Number of employees is relatively simple to figure out. Let's say the store is open 9 to 9, seven days a week (simple for calculating). That means you've got 84 hours to cover, usually with a minimum of two people. Although you could slide down to one person from 9 to 10 in the morning and from 8 to 9 in the evening, assuming you have no real sales during those periods. (The reason you need two people is to cover lunches, breaks, bathroom runs, sickness, et cetera.)
You'd probably want three people in the store from 11 - 6, although this depends upon sales volume. Obviously during Christmas, you increase your sales force. So going with three from 11 - 6, this means you've got 217 employee hours to cover.
One of these people will be the owner/operator. If two people bought the franchise, you'd probably see both of them working here. The owner would be the third person during the critical time periods, and would be putting in somewhere north of 50 hours a week. Probably very far north of 50 hours.

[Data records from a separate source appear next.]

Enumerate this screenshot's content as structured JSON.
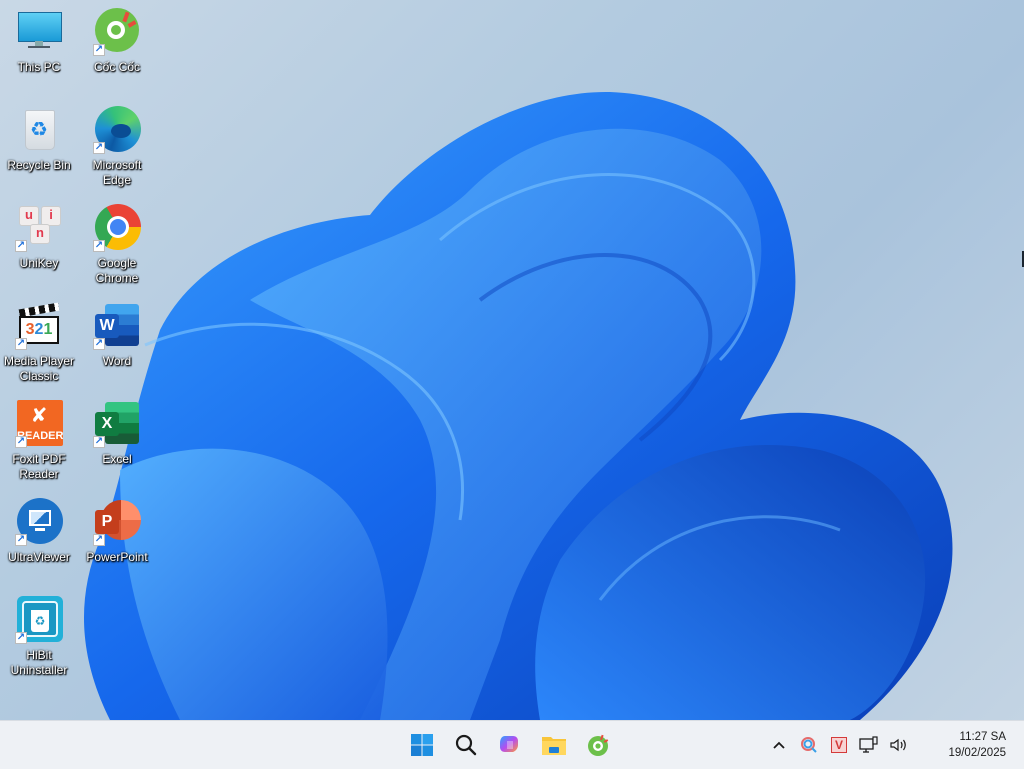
{
  "desktop": {
    "icons": [
      {
        "id": "this-pc",
        "label": "This PC",
        "shortcut": false,
        "icon": "monitor-icon"
      },
      {
        "id": "coc-coc",
        "label": "Cốc Cốc",
        "shortcut": true,
        "icon": "coccoc-icon"
      },
      {
        "id": "recycle-bin",
        "label": "Recycle Bin",
        "shortcut": false,
        "icon": "recycle-bin-icon"
      },
      {
        "id": "microsoft-edge",
        "label": "Microsoft Edge",
        "shortcut": true,
        "icon": "edge-icon"
      },
      {
        "id": "unikey",
        "label": "UniKey",
        "shortcut": true,
        "icon": "unikey-icon"
      },
      {
        "id": "google-chrome",
        "label": "Google Chrome",
        "shortcut": true,
        "icon": "chrome-icon"
      },
      {
        "id": "media-player-classic",
        "label": "Media Player Classic",
        "shortcut": true,
        "icon": "media-player-icon"
      },
      {
        "id": "word",
        "label": "Word",
        "shortcut": true,
        "icon": "word-icon"
      },
      {
        "id": "foxit-pdf-reader",
        "label": "Foxit PDF Reader",
        "shortcut": true,
        "icon": "foxit-icon"
      },
      {
        "id": "excel",
        "label": "Excel",
        "shortcut": true,
        "icon": "excel-icon"
      },
      {
        "id": "ultraviewer",
        "label": "UltraViewer",
        "shortcut": true,
        "icon": "ultraviewer-icon"
      },
      {
        "id": "powerpoint",
        "label": "PowerPoint",
        "shortcut": true,
        "icon": "powerpoint-icon"
      },
      {
        "id": "hibit-uninstaller",
        "label": "HiBit Uninstaller",
        "shortcut": true,
        "icon": "hibit-icon"
      }
    ],
    "glyph_text": {
      "unikey": [
        "u",
        "i",
        "n"
      ],
      "media_player": [
        "3",
        "2",
        "1"
      ],
      "foxit": "READER",
      "word": "W",
      "excel": "X",
      "powerpoint": "P"
    }
  },
  "taskbar": {
    "pinned": [
      {
        "name": "Start",
        "icon": "windows-start-icon"
      },
      {
        "name": "Search",
        "icon": "search-icon"
      },
      {
        "name": "Copilot",
        "icon": "copilot-icon"
      },
      {
        "name": "File Explorer",
        "icon": "file-explorer-icon"
      },
      {
        "name": "Cốc Cốc",
        "icon": "coccoc-icon"
      }
    ],
    "tray": {
      "overflow": "show-hidden-icons",
      "icons": [
        "lens-app-icon",
        "vietkey-v-icon",
        "network-icon",
        "volume-icon"
      ],
      "vietkey_letter": "V"
    },
    "clock": {
      "time": "11:27 SA",
      "date": "19/02/2025"
    }
  },
  "colors": {
    "accent": "#1a73e8",
    "wallpaper_bloom": "#1565e6",
    "taskbar_bg": "#eef1f5"
  }
}
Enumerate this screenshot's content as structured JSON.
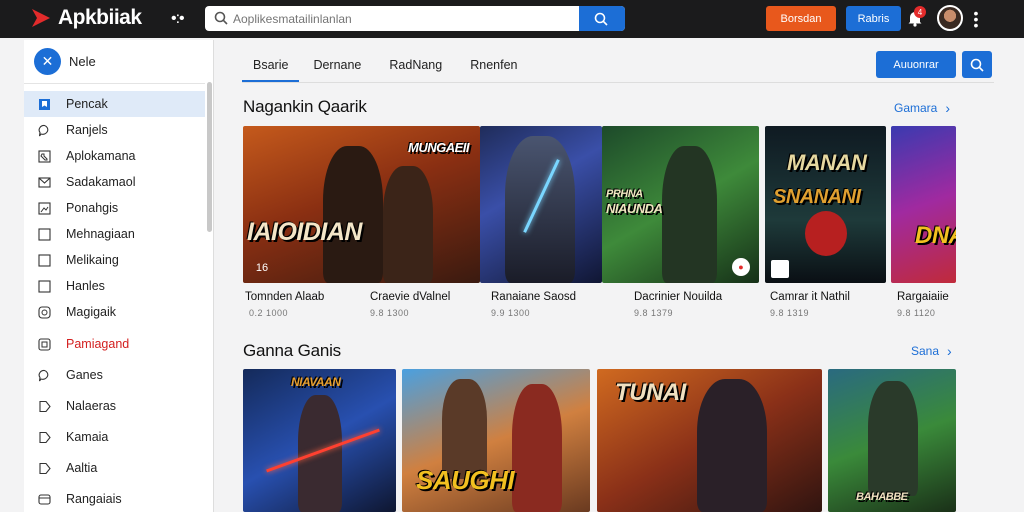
{
  "topbar": {
    "brand": "Apkbiiak",
    "search_placeholder": "Aoplikesmatailinlanlan",
    "btn_orange": "Borsdan",
    "btn_blue": "Rabris",
    "badge": "4"
  },
  "sidebar": {
    "title": "Nele",
    "items": [
      {
        "label": "Pencak",
        "icon": "bookmark-icon"
      },
      {
        "label": "Ranjels",
        "icon": "chat-bubble-icon"
      },
      {
        "label": "Aplokamana",
        "icon": "phone-icon"
      },
      {
        "label": "Sadakamaol",
        "icon": "mail-icon"
      },
      {
        "label": "Ponahgis",
        "icon": "image-icon"
      },
      {
        "label": "Mehnagiaan",
        "icon": "square-icon"
      },
      {
        "label": "Melikaing",
        "icon": "square-icon"
      },
      {
        "label": "Hanles",
        "icon": "square-icon"
      },
      {
        "label": "Magigaik",
        "icon": "refresh-icon"
      },
      {
        "label": "Pamiagand",
        "icon": "calendar-icon"
      },
      {
        "label": "Ganes",
        "icon": "chat-bubble-icon"
      },
      {
        "label": "Nalaeras",
        "icon": "tag-icon"
      },
      {
        "label": "Kamaia",
        "icon": "tag-icon"
      },
      {
        "label": "Aaltia",
        "icon": "tag-icon"
      },
      {
        "label": "Rangaiais",
        "icon": "folder-icon"
      }
    ]
  },
  "main": {
    "tabs": [
      "Bsarie",
      "Dernane",
      "RadNang",
      "Rnenfen"
    ],
    "action_button": "Auuonrar",
    "section1": {
      "title": "Nagankin Qaarik",
      "link": "Gamara"
    },
    "section2": {
      "title": "Ganna Ganis",
      "link": "Sana"
    },
    "featured": [
      {
        "name": "Tomnden Alaab",
        "meta": "0.2 1000",
        "art": "IAIOIDIAN",
        "art2": "MUNGAEII",
        "badge": "16"
      },
      {
        "name": "Craevie dValnel",
        "meta": "9.8 1300"
      },
      {
        "name": "Ranaiane Saosd",
        "meta": "9.9 1300"
      },
      {
        "name": "Dacrinier Nouilda",
        "meta": "9.8 1379",
        "art": "PRHNA",
        "art2": "NIAUNDA"
      },
      {
        "name": "Camrar it Nathil",
        "meta": "9.8 1319",
        "art": "MANAN",
        "art2": "SNANANI"
      },
      {
        "name": "Rargaiaiie",
        "meta": "9.8 1120",
        "art": "DNA"
      }
    ],
    "games": [
      {
        "art": "NIAVAAN"
      },
      {
        "art": "SAUGHI"
      },
      {
        "art": "TUNAI"
      },
      {
        "art": "BAHABBE"
      }
    ]
  },
  "colors": {
    "accent": "#1c6ed6",
    "orange": "#e8581c",
    "topbar": "#1b1b1c",
    "red_text": "#d32020"
  }
}
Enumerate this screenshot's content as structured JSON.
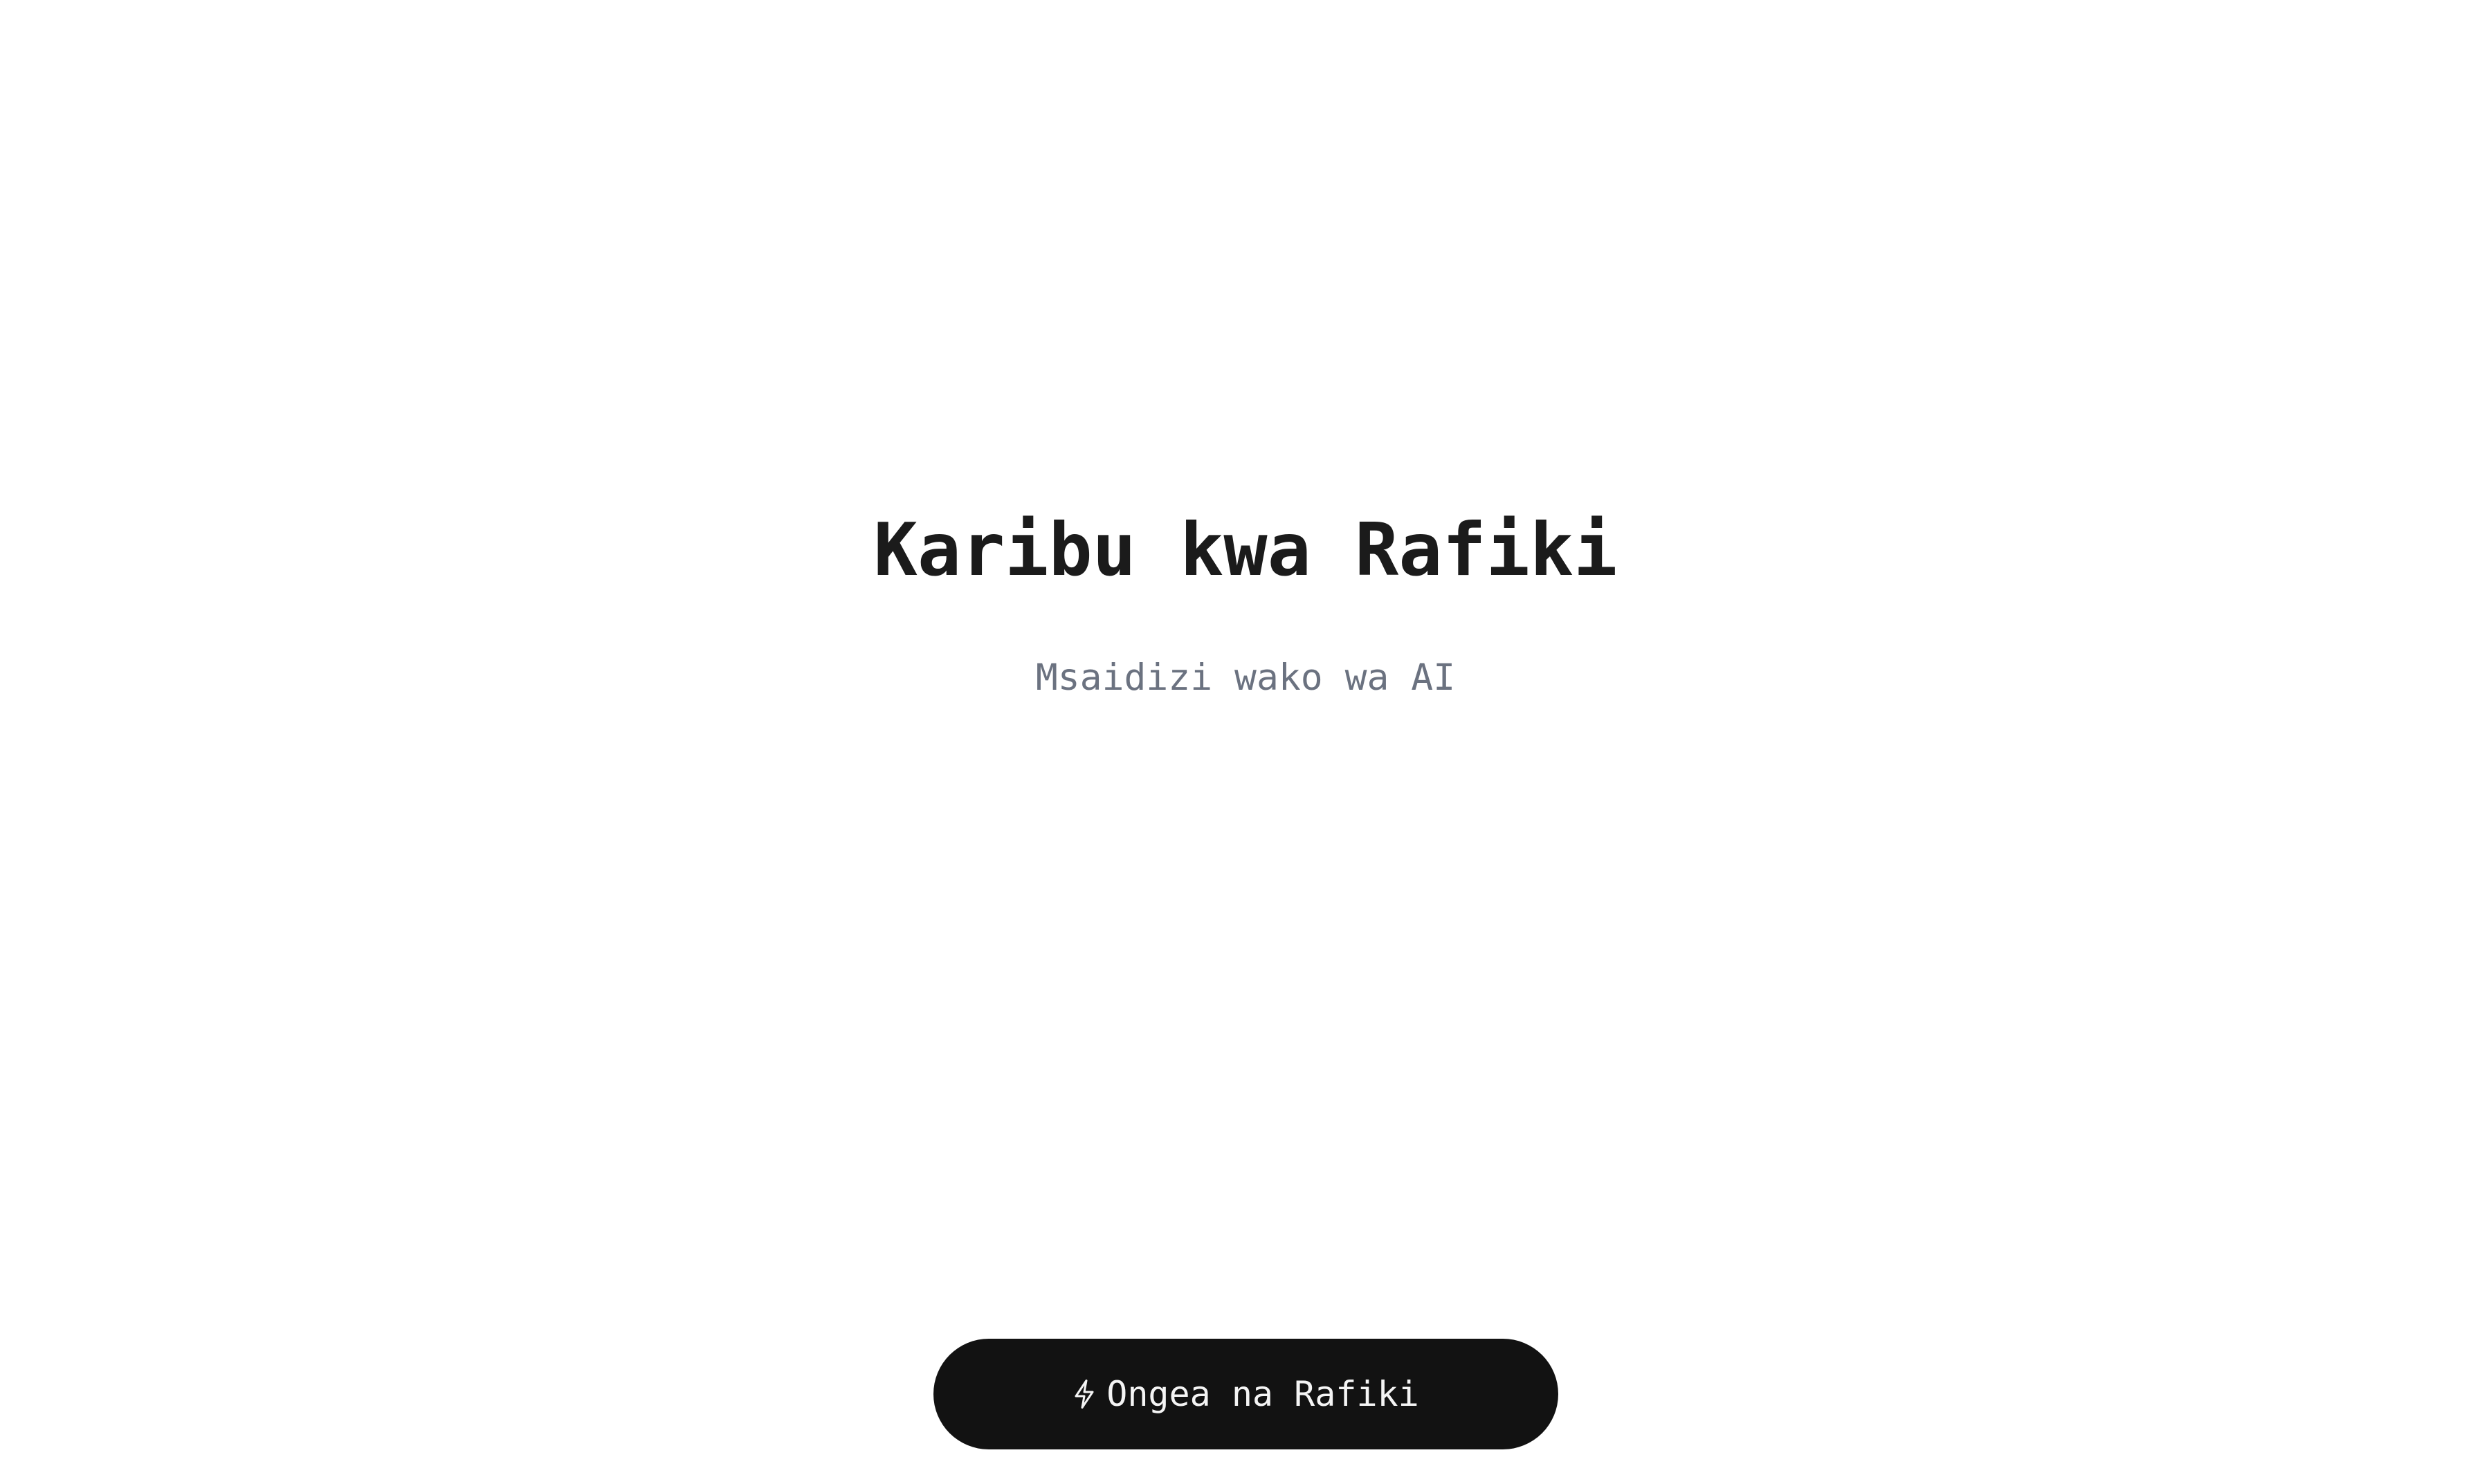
{
  "hero": {
    "title": "Karibu kwa Rafiki",
    "subtitle": "Msaidizi wako wa AI"
  },
  "cta": {
    "label": "Ongea na Rafiki",
    "icon": "lightning-icon"
  },
  "colors": {
    "background": "#ffffff",
    "title": "#1b1b1b",
    "subtitle": "#6b7280",
    "button_bg": "#121212",
    "button_text": "#f4f4f4"
  }
}
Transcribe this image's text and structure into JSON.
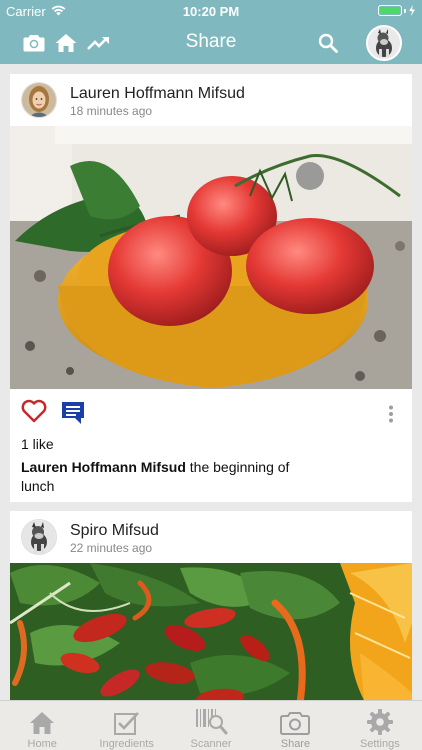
{
  "status_bar": {
    "carrier": "Carrier",
    "time": "10:20 PM",
    "battery_level": 1.0
  },
  "nav": {
    "title": "Share",
    "left_icons": [
      "camera-icon",
      "home-icon",
      "trending-up-icon"
    ],
    "right_icons": [
      "search-icon"
    ]
  },
  "posts": [
    {
      "author": "Lauren Hoffmann Mifsud",
      "time": "18 minutes ago",
      "likes": "1 like",
      "caption_author": "Lauren Hoffmann Mifsud",
      "caption_text": " the beginning of lunch",
      "liked": false
    },
    {
      "author": "Spiro Mifsud",
      "time": "22 minutes ago"
    }
  ],
  "tabs": [
    {
      "label": "Home",
      "icon": "home-icon"
    },
    {
      "label": "Ingredients",
      "icon": "checklist-icon"
    },
    {
      "label": "Scanner",
      "icon": "barcode-scanner-icon"
    },
    {
      "label": "Share",
      "icon": "camera-icon",
      "active": true
    },
    {
      "label": "Settings",
      "icon": "gear-icon"
    }
  ],
  "colors": {
    "accent": "#7fb9bf",
    "heart": "#c62828",
    "comment": "#1a3fa8",
    "battery": "#4cd964"
  }
}
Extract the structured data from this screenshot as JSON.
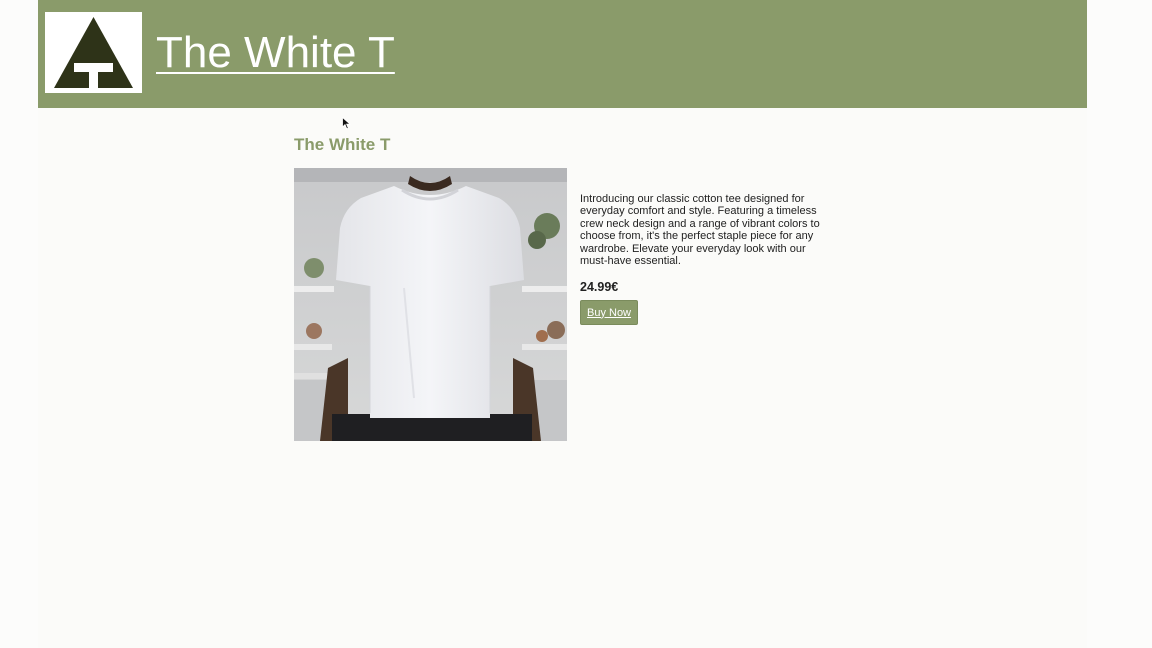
{
  "header": {
    "site_title": "The White T",
    "logo_icon": "tree-t-logo-icon",
    "background_color": "#8a9b6a",
    "logo_color": "#2e3318"
  },
  "product": {
    "title": "The White T",
    "image_icon": "white-tshirt-photo",
    "description": "Introducing our classic cotton tee designed for everyday comfort and style. Featuring a timeless crew neck design and a range of vibrant colors to choose from, it's the perfect staple piece for any wardrobe. Elevate your everyday look with our must-have essential.",
    "price": "24.99€",
    "buy_label": "Buy Now"
  },
  "colors": {
    "accent": "#8a9b6a",
    "page_background": "#fbfbf9"
  }
}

Owner would deal with what purchasing needs to be done, but for franchise operations, this isn't much. If national decides you're going to promote green llamas for Valentines Day, then so be it. Owner would do the purchasing, bookkeeping, and everything else to do with running the business and going out to help run the register or stock shelves as needed.
If a single owner, you'd have one or two other full-time, maybe three. These are your trusted employees, dealing with opening and closing when the owner can't be there.
So going back to the 217 hours, we'll subtract 80 hours for two full-time employees (you don't want to pay overtime). This leaves you with 137 hours. Owner covers 60 hours per week (more hours the owner covers the more money the owner doesn't have to pay out). That leaves 77 hours. Four part-time employees at 20 hours per week or eight part-time employees at 10 hours per week covers the rest of it.